1. **WS1 first** (before any public traffic): deploy ioredis rate limiter, connection pool tuning, and detailed health endpoint. Run k6 load tests. Only proceed to WS2+ after load tests pass.
2. **WS2 + WS3 in parallel**: portal and CLI are independent. Portal deployed to CDN/Vercel. CLI published to npm.
3. **WS4**: Marketplace routes added to Express API behind feature flag (`MARKETPLACE_ENABLED=true`). Enable after WS1 hardening is confirmed stable.
4. **WS5**: GitHub Actions published to GitHub Actions Marketplace after OIDC trust policy documentation is complete.
5. **WS6 last**: Billing affects all tenants. Stripe webhooks registered in Stripe dashboard. `tenant_subscriptions` table migration applied. Free tier limits initially set generously; tightened after monitoring confirms limit logic is correct.
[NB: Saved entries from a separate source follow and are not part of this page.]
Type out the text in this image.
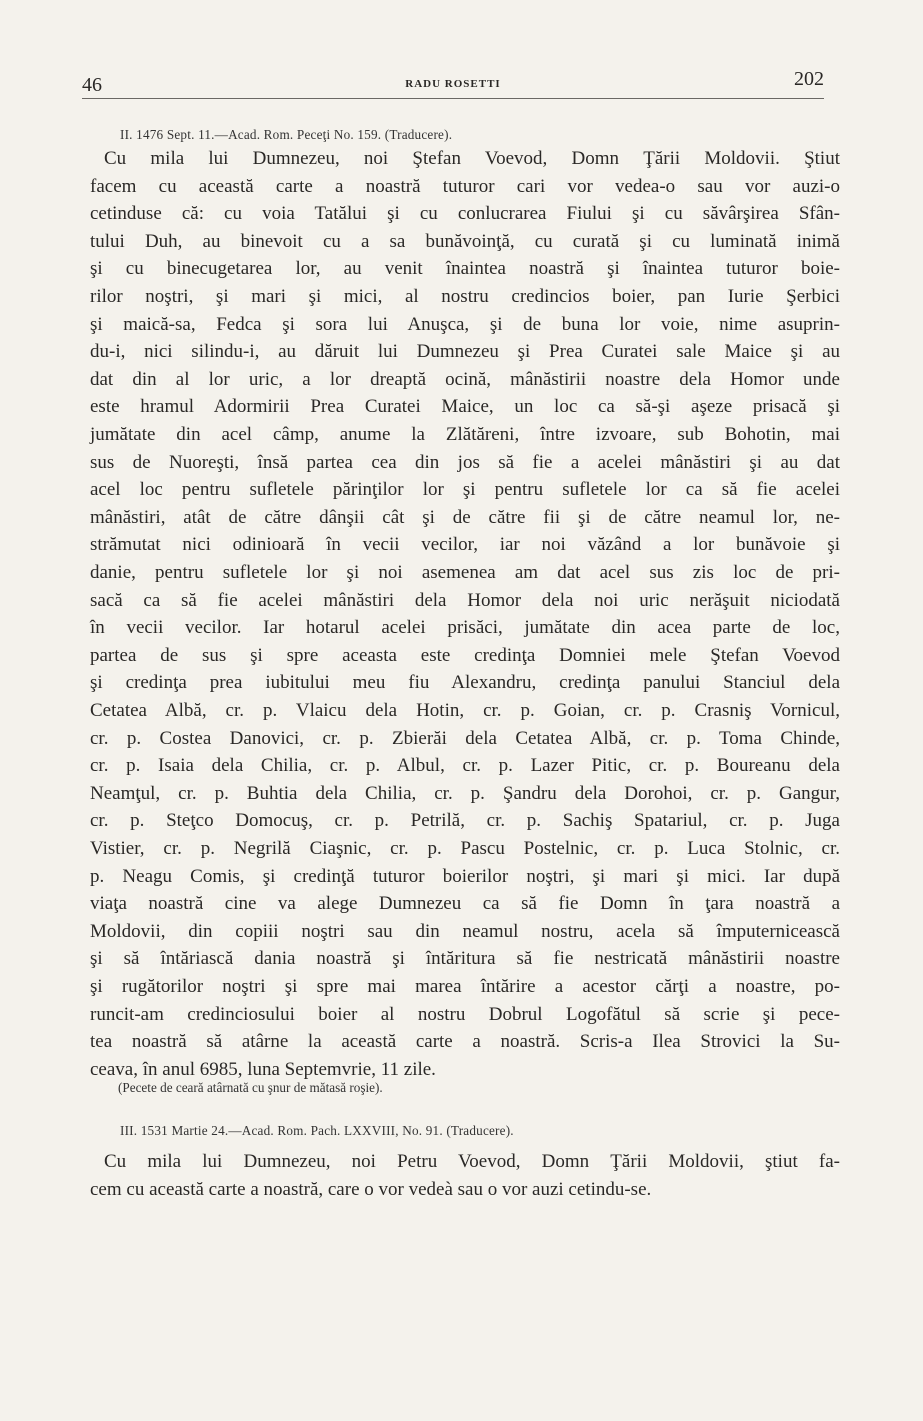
46	RADU ROSETTI	202
II. 1476 Sept. 11.—Acad. Rom. Peceţi No. 159. (Traducere).
Cu mila lui Dumnezeu, noi Ştefan Voevod, Domn Ţării Moldovii. Ştiut
facem cu această carte a noastră tuturor cari vor vedea-o sau vor auzi-o
cetinduse că: cu voia Tatălui şi cu conlucrarea Fiului şi cu săvârşirea Sfân-
tului Duh, au binevoit cu a sa bunăvoinţă, cu curată şi cu luminată inimă
şi cu binecugetarea lor, au venit înaintea noastră şi înaintea tuturor boie-
rilor noştri, şi mari şi mici, al nostru credincios boier, pan Iurie Şerbici
şi maică-sa, Fedca şi sora lui Anuşca, şi de buna lor voie, nime asuprin-
du-i, nici silindu-i, au dăruit lui Dumnezeu şi Prea Curatei sale Maice şi au
dat din al lor uric, a lor dreaptă ocină, mânăstirii noastre dela Homor unde
este hramul Adormirii Prea Curatei Maice, un loc ca să-şi aşeze prisacă şi
jumătate din acel câmp, anume la Zlătăreni, între izvoare, sub Bohotin, mai
sus de Nuoreşti, însă partea cea din jos să fie a acelei mânăstiri şi au dat
acel loc pentru sufletele părinţilor lor şi pentru sufletele lor ca să fie acelei
mânăstiri, atât de către dânşii cât şi de către fii şi de către neamul lor, ne-
strămutat nici odinioară în vecii vecilor, iar noi văzând a lor bunăvoie şi
danie, pentru sufletele lor şi noi asemenea am dat acel sus zis loc de pri-
sacă ca să fie acelei mânăstiri dela Homor dela noi uric nerăşuit niciodată
în vecii vecilor. Iar hotarul acelei prisăci, jumătate din acea parte de loc,
partea de sus şi spre aceasta este credinţa Domniei mele Ştefan Voevod
şi credinţa prea iubitului meu fiu Alexandru, credinţa panului Stanciul dela
Cetatea Albă, cr. p. Vlaicu dela Hotin, cr. p. Goian, cr. p. Crasniş Vornicul,
cr. p. Costea Danovici, cr. p. Zbierăi dela Cetatea Albă, cr. p. Toma Chinde,
cr. p. Isaia dela Chilia, cr. p. Albul, cr. p. Lazer Pitic, cr. p. Boureanu dela
Neamţul, cr. p. Buhtia dela Chilia, cr. p. Şandru dela Dorohoi, cr. p. Gangur,
cr. p. Steţco Domocuş, cr. p. Petrilă, cr. p. Sachiş Spatariul, cr. p. Juga
Vistier, cr. p. Negrilă Ciaşnic, cr. p. Pascu Postelnic, cr. p. Luca Stolnic, cr.
p. Neagu Comis, şi credinţă tuturor boierilor noştri, şi mari şi mici. Iar după
viaţa noastră cine va alege Dumnezeu ca să fie Domn în ţara noastră a
Moldovii, din copiii noştri sau din neamul nostru, acela să împuternicească
şi să întăriască dania noastră şi întăritura să fie nestricată mânăstirii noastre
şi rugătorilor noştri şi spre mai marea întărire a acestor cărţi a noastre, po-
runcit-am credinciosului boier al nostru Dobrul Logofătul să scrie şi pece-
tea noastră să atârne la această carte a noastră. Scris-a Ilea Strovici la Su-
ceava, în anul 6985, luna Septemvrie, 11 zile.
(Pecete de ceară atârnată cu şnur de mătasă roşie).
III. 1531 Martie 24.—Acad. Rom. Pach. LXXVIII, No. 91. (Traducere).
Cu mila lui Dumnezeu, noi Petru Voevod, Domn Ţării Moldovii, ştiut fa-
cem cu această carte a noastră, care o vor vedeà sau o vor auzi cetindu-se.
**Rollback strategy per workstream:**
- WS1: Rate limiter is middleware — revert to in-memory store by toggling env var (`REDIS_RATE_LIMIT_ENABLED=false`)
- WS2: Portal is separate deployment — roll back independently
- WS3: npm package — unpublish or yank specific version
- WS4: Feature flag `MARKETPLACE_ENABLED=false`
- WS5: GitHub Actions are versioned — pin to prior release tag
- WS6: Feature flag `BILLING_ENABLED=false` — disables enforcement, metering continues

## Open Questions

- **Portal domain**: Will `portal/` be served from `sentryagent.ai` (marketing site) or `app.sentryagent.ai` (portal subdomain)? Affects CORS and Next.js `basePath` config. Recommend: `sentryagent.ai` for portal, `app.sentryagent.ai` for dashboard.
- **Free tier limits**: Are 10 agents and 1,000 API calls/day the final limits, or placeholders? If placeholder, billing enforcement should be gated behind `BILLING_ENABLED` flag until limits are confirmed.
- **Marketplace moderation**: Will agent marketplace listings be auto-published on registration, or require manual approval? Recommend: auto-publish for MVP, flag-based moderation later.